Stretching all parts of your bodily system is important — low and high intensity exercise, activities like yoga that improve flexibility, or climbing, which improves balance and coordination. “When you eat, you’re trying to [eat] as many brightly colored vegetables and fruits,” says Dr. Kreindler. “The more variety you’ve got [in how you move], the more you fill in the gaps that constitute a healthy metabolic system and make it fit.”

Getting to this state — aerobically fit, anaerobically fit, strong, flexible, and able to balance — can all be done without equipment, but not without proper nutrition and sleep. “We were not born into a world where [food] was overloaded on us.

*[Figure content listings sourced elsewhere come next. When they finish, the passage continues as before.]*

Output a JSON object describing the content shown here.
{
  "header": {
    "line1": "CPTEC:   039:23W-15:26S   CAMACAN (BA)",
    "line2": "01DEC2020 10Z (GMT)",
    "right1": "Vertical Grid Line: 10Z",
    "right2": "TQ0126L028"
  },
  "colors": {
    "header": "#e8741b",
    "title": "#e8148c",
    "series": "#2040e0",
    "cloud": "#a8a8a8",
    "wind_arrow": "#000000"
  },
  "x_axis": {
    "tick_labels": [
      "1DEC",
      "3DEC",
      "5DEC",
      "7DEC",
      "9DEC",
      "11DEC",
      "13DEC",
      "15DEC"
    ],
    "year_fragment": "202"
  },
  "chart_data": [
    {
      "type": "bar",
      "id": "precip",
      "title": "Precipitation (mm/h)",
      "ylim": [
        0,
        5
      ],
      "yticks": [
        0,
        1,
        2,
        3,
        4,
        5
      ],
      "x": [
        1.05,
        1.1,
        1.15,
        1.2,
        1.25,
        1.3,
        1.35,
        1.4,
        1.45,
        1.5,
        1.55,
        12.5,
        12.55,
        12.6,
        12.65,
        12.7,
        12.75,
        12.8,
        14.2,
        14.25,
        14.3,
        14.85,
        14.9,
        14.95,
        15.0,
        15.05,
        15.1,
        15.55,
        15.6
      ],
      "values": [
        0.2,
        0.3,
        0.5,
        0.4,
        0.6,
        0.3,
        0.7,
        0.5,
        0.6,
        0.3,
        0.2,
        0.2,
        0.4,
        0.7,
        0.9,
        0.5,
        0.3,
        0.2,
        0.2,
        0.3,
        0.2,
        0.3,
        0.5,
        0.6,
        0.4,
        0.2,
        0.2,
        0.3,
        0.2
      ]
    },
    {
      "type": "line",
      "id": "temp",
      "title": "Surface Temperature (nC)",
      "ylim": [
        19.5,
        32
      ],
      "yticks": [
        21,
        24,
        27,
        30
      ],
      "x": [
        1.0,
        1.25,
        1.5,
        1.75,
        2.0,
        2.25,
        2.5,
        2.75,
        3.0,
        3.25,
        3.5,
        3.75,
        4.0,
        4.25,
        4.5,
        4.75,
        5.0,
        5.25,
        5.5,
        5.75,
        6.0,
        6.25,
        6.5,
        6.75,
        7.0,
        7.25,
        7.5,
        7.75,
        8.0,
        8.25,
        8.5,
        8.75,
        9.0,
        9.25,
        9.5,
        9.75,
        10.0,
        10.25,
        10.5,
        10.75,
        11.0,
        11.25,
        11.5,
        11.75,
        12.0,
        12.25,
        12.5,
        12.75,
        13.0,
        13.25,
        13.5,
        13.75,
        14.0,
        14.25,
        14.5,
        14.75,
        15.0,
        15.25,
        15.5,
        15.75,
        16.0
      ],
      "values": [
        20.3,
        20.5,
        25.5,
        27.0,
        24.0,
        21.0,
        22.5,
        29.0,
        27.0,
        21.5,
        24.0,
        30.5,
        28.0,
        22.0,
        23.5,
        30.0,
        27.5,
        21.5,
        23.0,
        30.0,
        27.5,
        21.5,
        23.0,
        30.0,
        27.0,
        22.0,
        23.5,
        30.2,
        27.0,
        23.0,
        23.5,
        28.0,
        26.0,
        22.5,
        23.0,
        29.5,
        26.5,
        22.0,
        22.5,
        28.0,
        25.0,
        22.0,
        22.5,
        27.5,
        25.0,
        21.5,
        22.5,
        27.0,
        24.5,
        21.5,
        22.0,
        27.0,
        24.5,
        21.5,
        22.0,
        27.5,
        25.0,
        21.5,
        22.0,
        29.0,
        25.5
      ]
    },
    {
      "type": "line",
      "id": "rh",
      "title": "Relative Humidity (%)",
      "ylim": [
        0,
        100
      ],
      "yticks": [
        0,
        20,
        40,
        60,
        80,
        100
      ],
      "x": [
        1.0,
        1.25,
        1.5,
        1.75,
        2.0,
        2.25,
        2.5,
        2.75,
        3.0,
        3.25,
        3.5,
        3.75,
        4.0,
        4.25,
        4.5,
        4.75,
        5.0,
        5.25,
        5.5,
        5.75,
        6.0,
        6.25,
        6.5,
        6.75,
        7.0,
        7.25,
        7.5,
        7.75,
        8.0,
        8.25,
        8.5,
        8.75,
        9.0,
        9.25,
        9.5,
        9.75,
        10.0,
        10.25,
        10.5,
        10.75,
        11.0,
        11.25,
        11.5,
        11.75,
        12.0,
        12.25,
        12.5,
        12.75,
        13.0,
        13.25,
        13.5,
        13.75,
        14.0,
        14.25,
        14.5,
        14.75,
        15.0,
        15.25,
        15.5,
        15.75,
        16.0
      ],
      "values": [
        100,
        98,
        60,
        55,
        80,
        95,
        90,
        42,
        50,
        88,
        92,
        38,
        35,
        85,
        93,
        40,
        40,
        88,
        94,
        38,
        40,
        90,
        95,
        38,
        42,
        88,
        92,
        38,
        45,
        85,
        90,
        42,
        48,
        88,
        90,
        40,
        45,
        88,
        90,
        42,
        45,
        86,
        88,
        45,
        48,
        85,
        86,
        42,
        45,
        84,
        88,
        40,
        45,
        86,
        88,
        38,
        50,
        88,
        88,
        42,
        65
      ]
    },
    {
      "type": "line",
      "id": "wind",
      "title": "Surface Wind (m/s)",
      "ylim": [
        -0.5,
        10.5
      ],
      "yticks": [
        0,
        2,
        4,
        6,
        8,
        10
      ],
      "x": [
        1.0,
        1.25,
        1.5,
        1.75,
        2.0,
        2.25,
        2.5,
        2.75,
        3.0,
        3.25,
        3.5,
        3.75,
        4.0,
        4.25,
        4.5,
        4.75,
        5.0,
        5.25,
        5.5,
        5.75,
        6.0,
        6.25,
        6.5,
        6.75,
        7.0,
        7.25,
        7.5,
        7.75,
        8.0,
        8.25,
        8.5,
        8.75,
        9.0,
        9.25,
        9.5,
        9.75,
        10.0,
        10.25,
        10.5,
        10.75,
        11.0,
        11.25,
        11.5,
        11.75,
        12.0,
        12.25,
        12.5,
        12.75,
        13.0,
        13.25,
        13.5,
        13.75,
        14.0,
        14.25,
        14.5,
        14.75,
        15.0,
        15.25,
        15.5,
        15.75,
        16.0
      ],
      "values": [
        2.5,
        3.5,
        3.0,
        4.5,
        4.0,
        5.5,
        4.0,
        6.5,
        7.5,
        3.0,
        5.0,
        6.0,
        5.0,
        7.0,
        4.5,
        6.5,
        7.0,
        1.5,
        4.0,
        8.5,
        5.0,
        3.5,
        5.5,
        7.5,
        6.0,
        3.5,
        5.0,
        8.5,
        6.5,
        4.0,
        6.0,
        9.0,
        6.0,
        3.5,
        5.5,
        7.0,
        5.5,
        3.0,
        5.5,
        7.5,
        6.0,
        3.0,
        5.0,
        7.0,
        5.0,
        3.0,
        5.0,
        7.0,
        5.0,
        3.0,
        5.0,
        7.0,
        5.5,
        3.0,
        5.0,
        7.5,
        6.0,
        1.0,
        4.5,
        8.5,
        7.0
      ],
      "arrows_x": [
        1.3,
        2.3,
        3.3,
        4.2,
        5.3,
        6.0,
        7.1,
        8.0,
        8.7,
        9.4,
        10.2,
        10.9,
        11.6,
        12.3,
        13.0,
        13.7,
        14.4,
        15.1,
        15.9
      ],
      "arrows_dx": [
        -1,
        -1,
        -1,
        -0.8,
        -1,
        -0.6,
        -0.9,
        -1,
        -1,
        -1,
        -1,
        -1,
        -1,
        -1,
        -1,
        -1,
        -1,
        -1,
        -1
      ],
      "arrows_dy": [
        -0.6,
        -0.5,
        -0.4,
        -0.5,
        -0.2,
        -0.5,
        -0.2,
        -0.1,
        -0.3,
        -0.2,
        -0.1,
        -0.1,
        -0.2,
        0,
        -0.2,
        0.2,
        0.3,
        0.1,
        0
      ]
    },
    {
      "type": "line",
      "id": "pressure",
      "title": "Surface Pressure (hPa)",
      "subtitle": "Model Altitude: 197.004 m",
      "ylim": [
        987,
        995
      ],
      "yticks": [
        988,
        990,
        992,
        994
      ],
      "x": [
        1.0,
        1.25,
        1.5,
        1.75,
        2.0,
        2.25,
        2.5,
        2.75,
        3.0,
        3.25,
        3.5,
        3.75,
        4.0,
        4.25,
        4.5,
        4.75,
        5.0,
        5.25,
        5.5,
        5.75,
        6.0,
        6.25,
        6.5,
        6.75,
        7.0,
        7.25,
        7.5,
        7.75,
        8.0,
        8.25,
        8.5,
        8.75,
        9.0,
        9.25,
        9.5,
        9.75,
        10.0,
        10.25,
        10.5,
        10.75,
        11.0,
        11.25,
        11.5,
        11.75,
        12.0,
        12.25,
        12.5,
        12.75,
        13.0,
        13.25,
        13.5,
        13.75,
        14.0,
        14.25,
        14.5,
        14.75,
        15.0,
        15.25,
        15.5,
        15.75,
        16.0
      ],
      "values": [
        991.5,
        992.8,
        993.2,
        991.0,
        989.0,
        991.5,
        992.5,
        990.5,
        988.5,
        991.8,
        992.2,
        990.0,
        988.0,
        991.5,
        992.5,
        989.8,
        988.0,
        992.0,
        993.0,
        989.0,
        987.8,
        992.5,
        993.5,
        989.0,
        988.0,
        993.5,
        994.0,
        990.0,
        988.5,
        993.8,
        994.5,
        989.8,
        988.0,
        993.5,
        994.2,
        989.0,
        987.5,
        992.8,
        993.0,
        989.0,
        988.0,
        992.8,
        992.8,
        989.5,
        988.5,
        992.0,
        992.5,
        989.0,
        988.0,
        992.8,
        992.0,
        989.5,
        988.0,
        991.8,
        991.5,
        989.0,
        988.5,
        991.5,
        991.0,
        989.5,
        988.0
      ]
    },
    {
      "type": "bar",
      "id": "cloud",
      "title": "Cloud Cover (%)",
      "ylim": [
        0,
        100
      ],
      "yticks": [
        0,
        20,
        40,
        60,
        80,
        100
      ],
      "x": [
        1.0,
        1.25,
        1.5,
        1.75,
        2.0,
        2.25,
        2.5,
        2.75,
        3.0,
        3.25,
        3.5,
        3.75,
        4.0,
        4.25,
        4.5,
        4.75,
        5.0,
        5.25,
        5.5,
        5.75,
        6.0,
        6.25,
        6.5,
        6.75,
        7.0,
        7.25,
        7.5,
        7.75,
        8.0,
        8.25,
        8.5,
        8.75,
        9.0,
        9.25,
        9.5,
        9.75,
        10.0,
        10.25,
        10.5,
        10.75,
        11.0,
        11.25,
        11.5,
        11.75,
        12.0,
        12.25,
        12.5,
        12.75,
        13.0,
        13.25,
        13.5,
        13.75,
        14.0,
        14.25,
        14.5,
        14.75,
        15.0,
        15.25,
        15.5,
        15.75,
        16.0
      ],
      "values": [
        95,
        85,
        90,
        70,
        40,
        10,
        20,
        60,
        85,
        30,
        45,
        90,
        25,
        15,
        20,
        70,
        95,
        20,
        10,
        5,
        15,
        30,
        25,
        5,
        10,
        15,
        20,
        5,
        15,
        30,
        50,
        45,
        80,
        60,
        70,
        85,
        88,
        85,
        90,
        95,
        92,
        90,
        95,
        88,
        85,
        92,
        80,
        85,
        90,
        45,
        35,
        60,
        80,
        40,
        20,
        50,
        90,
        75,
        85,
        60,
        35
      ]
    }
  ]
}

We were always in a slight calorie deficit,” says Dr. Kreindler. “You can burn more if your cells are on fire and super fit.” But none of that matters if you’re not sleeping. “That’s the time when you repair and adapt,” he says. One of Dr. Kreindler’s findings from studying extreme altitude situations was that “people who fail to adapt their breathing during sleep are the ones that do the worst with respect to altitude sickness.” Even at sea level, sleep is “the most important fuel of all the fuels.”

Next up in Dr. Kreindler’s research endeavors is studying the differences between men and women. Later this year, he’ll be co-leading an expedition to the South Pole studying how men and women fare in the environment. This expedition follows two previous ones that were just men and just women, respectively. The findings showed that, compared to men, women “did spectacularly well and didn’t lose as much muscle mass.” Their hypothesis for this upcoming expedition is that women will perform much better in hyper-endurance situations. The science is something he and his team are still working to understand. Dr. Kreindler suspects that “it’s something to do with survival in mass migrations where there’s a famine or a drought. Women need to leave and travel much longer. And men perhaps were intended for dealing with acute crises like an angry rhino.”

This science of human performance is what helps us continue to understand how everyday people can survive, reducing risk and getting through emergency situations, what Dr. Kreindler calls the “tough stuff.” Fitness is “a superpower. It can save your life.”